Doesn’t Love want to head West?

This is an interesting proposition. Love is, as we all know, from the West Coast. Born in California, grew up near Portland, Oregon, and played his college ball at UCLA. He certainly has strong ties to the West Coast. And, as we have seen with LeBron, some players do, in fact, want to go home. And, to some degree, that’s completely understandable. But let’s say that the West Coast is Love’s “dream” destination. He’d be returning to an incredibly deep and difficult Western Conference, a conference that, oh, by the way, he just left. Oh, and let’s not forget that, that LeBron fellow isn’t out there, is he? No. He is home, in Cleveland, in a place that – regardless of what some writers are saying – he is not leaving. No team out West can offer him what Cleveland can offer him: LeBron James and Kyrie Irving. From a basketball standpoint, leaving Cleveland to head out West just makes little-to-no-sense for Love.

But, dude, it’s Cleveland, why would he stay?

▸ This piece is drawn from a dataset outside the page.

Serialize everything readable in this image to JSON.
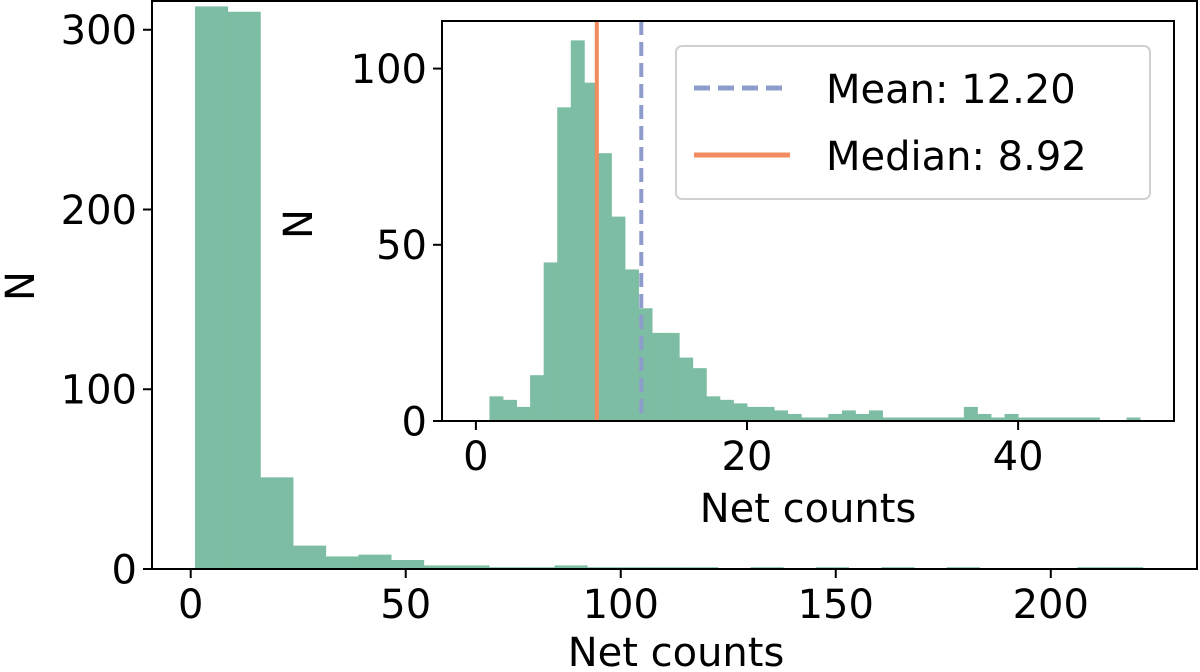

Ah, yes. The ever-so-popular, “it’s Cleveland” vernacular. It’s pretty obvious that things are different in Cleveland this time around. It’s pretty well documented that LeBron’s first go around didn’t go so well; despite all of his efforts, he could not get another superstar to join him in Cleveland, which, ultimately, lead to his departure. This time around, he’s recruiting everyone, and everyone wants to come. LeBron was able to sell the city, the team, and championships to Mike Miller, James Jones, Shawn Marion, and, last (maybe I shouldn’t say last) but not least, Kevin Love. LeBron is a proven winner now. He’s no longer the 25 year old kid that people were constantly attacking for his lack of titles. LeBron, as we know him today, is a champion. And a champion is something Kevin Love wants desperately to be.

Will Love be able to handle not being “The Guy?”

Okay, that’s enough now, Glenn Taylor. In all seriousness, LeBron, Love, and Irving are all great. There is no doubting that they’ll have to make some sacrifices in order to co-exist and mesh together, though. But there has been no indication by any of them that they won’t be able to do so, so why should we question it? Boston’s “Big 3” was able to make it work. Miami’s unit had some struggles early on, but, after time, they were able to make it to four straight finals and win two championships. Until there is reason to worry that they can’t co-exist, it’s probably best that fans relax and enjoy the process.

As you can see, Love has no reason to opt in or sign an extension now. Doing so would cost him money. Money that no one in his position would willingly give up. But just because there is no written agreement that Love is here for the longterm doesn’t mean he isn’t committed. At Love’s introductory presser, when asked by AP’s Tom Withers how long he planned on staying, Love responded with “It hasn’t been talked about, but . . . I’m committed to this team, committed longterm.”